There was talk before we sailed about the updated forecast from the National Hurricane Center and how the estimated number of named storms had increased. I didn’t think too much about it at the time. We had crates to unpack and equipment to set-up. We had made it 15 days at sea in August without too much impact to our cruise track from weather, so I counted us lucky.
Our last station was just a few days away. We woke just east of Jeffreys Ledge in the western Gulf of Maine earlier this week, steamed into Massachusetts Bay and back out across Stellwagen Bank. We saw some humpback whales, molas, and northern gannets along our way, and discussed the naming of tropical storm Erin, and how the storm’s track would impact our last day-and-a-half of sampling south of Nantucket Shoals and Block Island Sound.

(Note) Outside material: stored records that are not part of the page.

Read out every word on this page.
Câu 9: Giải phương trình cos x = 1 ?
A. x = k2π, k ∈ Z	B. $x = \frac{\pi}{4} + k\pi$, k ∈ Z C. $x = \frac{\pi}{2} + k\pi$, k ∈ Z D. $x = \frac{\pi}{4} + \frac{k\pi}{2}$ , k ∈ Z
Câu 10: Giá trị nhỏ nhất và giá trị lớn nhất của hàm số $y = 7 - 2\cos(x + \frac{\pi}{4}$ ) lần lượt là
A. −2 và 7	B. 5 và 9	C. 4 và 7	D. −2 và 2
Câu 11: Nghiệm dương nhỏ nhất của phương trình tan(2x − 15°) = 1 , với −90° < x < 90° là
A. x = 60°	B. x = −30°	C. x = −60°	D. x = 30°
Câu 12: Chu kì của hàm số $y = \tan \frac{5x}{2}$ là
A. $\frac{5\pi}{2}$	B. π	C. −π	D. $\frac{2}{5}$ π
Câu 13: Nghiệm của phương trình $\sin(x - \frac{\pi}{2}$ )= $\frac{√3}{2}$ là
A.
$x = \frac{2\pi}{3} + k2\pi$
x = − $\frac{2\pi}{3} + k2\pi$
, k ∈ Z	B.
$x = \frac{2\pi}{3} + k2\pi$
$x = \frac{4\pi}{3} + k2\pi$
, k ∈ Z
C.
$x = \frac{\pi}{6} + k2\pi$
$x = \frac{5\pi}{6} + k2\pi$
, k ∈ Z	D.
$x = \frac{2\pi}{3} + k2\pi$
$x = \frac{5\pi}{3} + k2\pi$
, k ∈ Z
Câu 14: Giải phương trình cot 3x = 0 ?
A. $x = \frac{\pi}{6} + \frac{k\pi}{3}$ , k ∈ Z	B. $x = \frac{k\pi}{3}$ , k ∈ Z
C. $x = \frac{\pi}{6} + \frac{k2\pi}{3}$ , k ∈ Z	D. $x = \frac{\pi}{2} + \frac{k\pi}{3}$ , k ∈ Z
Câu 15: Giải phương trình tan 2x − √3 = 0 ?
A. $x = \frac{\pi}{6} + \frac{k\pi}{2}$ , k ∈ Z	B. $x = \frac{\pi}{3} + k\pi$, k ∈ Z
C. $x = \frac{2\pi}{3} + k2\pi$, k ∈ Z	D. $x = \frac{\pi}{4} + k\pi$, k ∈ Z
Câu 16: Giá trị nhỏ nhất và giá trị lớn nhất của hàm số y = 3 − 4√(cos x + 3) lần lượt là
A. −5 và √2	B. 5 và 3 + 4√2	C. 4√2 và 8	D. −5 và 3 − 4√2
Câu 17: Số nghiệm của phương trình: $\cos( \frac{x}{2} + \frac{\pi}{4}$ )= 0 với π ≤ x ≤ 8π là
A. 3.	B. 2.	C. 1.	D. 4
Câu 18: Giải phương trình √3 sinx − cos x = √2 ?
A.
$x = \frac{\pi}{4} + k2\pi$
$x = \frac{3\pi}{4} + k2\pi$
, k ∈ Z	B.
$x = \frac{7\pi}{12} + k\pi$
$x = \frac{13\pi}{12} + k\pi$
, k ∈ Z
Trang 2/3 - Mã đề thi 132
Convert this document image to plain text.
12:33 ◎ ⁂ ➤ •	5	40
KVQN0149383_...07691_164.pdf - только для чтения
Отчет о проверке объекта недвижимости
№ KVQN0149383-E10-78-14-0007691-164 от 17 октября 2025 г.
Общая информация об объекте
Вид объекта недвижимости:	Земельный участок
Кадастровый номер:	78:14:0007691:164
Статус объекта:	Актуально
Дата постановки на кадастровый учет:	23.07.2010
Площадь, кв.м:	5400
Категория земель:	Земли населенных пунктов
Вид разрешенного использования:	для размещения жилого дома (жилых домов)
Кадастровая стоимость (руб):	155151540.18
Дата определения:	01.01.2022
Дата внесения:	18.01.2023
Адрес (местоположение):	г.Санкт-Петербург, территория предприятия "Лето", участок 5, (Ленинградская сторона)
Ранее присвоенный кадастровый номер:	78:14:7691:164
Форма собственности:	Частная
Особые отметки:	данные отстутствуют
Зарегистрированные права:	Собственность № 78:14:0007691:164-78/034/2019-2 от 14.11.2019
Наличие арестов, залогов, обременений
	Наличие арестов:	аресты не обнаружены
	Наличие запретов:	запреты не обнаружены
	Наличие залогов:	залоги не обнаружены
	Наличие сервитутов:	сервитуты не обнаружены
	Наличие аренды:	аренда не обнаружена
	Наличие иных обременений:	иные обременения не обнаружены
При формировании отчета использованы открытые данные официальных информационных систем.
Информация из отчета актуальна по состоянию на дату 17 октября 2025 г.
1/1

Thankfully, we were able to conduct operations right up to our last station outside the sea buoy off Narragansett Bay. We even caught another subtropical visitor to the Massachusetts coast, a tiny young dolphinfish (Coryphaena hippurus), in our bongo net off Nantucket Shoals.
We had a very successful cruise thanks to the great work of the officers and crew of NOAA Ship Gordon Gunter. They kept us working and well-fed from Chesapeake Bay, Virginia, up to Canadian waters and back to Narragansett Bay, Rhode Island. We steamed over 2,800 miles in
16 days, stopping at more than 135 stations to deploy gear to collect hundreds of samples and data files. Now we and our collaborators need to analyze all that information and stitch it together for a better understanding of the shelf ecosystem.
I’d also like to thank our volunteers, Jon, Jessica, David, and Caleb, and Kannan, our NOAA Teacher at Sea, for their assistance and especially for their questions and observations. It is a great reminder of the cool stuff we get to see, but often take for granted.